Tuesday, March 17, 2009

Mormon Fishing and Passive-Agressive Reprisals

This weekend I went to the Carl's Jr with an American friend. It's a little more expensive than the other fast food places in the city, but it compensates by being a little more Western friendly (free refills, ice dispenser, they bring your food out to you when it's ready,  TVs that blast MTV from the UK). As I started in to my Dvoynoy Vestern Burger ( Double Western Bacon Cheeseburger, sans bacon), I looked around at who was sitting around us. I pointed out to my friend that the guy behind him was definitely an American. No way, he said. But I knew he was; he had masculine-looking shoes on. A dead giveaway.

As we debated whether he was or not, two nice, young clean-cut looking gentlemen showed up. Mormons on their Mission. What I don't understand about these guys is how they can be so nicely dressed all the time, but still look kind of shabby, like boys that have to wear ties on chapel days in junior high. They may have enthusiasm and get-up-and-go, but they certainly lack panache. They walk up to the obvious American and they give him the hand shake/bro hug. Then two more clean-cut guys showed up. Then two more. My friend was intrigued by this development. Should we say hi, he asked. What for, I responded; at this point the Russian winter has removed all the bonhomie from my character. So, my friend decided to go "Mormon fishing" and opened his Bible and left it conspicuously on the corner of our table. He didn't get any nibbles. These guys were too distracted by free refills to worry about my friend's immortal soul.

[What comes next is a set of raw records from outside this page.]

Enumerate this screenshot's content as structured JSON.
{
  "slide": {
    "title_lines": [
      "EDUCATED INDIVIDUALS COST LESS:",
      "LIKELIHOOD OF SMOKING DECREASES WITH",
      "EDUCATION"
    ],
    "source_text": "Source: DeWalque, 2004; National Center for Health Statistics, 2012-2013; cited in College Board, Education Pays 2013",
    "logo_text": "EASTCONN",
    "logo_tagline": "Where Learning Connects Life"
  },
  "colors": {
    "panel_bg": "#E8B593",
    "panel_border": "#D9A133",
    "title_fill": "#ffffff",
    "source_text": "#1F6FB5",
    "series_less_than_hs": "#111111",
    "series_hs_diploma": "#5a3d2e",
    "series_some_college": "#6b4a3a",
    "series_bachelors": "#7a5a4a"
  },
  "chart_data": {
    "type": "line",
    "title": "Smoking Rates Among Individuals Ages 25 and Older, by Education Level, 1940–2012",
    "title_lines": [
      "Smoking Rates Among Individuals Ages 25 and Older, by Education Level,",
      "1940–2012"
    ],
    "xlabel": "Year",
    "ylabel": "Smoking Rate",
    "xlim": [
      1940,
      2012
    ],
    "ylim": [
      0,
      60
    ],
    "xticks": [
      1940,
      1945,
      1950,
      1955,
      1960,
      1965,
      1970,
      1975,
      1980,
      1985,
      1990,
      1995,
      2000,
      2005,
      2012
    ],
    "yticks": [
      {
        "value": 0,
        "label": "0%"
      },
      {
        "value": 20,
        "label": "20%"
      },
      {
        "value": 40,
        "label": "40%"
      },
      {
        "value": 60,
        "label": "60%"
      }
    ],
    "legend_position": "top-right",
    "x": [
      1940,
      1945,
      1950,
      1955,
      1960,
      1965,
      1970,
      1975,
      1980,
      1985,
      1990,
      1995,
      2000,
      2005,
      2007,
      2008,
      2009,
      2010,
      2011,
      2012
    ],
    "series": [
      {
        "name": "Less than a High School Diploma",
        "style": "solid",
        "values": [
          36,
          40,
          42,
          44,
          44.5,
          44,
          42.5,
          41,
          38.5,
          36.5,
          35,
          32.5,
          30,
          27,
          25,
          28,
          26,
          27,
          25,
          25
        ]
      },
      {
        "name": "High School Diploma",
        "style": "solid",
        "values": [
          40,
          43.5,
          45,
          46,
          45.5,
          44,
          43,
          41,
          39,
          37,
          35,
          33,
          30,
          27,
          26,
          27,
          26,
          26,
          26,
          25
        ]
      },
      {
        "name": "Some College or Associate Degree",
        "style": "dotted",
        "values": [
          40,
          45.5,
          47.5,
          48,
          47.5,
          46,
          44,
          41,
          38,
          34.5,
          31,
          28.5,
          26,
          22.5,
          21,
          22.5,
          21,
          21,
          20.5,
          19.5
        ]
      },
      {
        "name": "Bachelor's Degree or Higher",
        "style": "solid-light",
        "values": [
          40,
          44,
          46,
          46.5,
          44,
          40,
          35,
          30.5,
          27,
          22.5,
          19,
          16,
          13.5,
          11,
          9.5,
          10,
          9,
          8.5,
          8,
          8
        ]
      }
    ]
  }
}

I then walked down to the English language book store and bought a book. The cashier wasn't very helpful and seemed pretty surly, so, when I was purchasing the book, I took out the largest bill I had to pay for it (which, for some reason is the most annoying thing you can do while purchasing something here in Russia). Don't you have anything smaller, she asked with a heavy sigh. Nope, I lied. Well, do you have any small change (the other most annoying thing you can do while paying is to not have exact change). Nope, I lied again. Fine, she said and asked if I wanted a bag. I figured this would probably be a hassle for her to grab a bag and put this book in it, and might, in fact, ruin her whole afternoon. Yes, I said, I definitely want a bag. I admit I took an inordinate amount of perverse pleasure over this interaction.

3 comments:

UcheSarah said...

Shoes are the dead give away of the is the whitey a Euro or Americano game that we play here. Though we have quite a few Australians here, so they confuse the game a bit, but it's fun to play in the ritzy areas of Manila. Of course, the other game is trying to figure out the age gap in the whitey/Filipina couple....

zach harrison said...

that last paragraph is why i like you.

Lauren said...

you would, you little ass!

side note: every time i miss you i watch arrested development plus a little freinds. chandler bing + michael bluth = joel.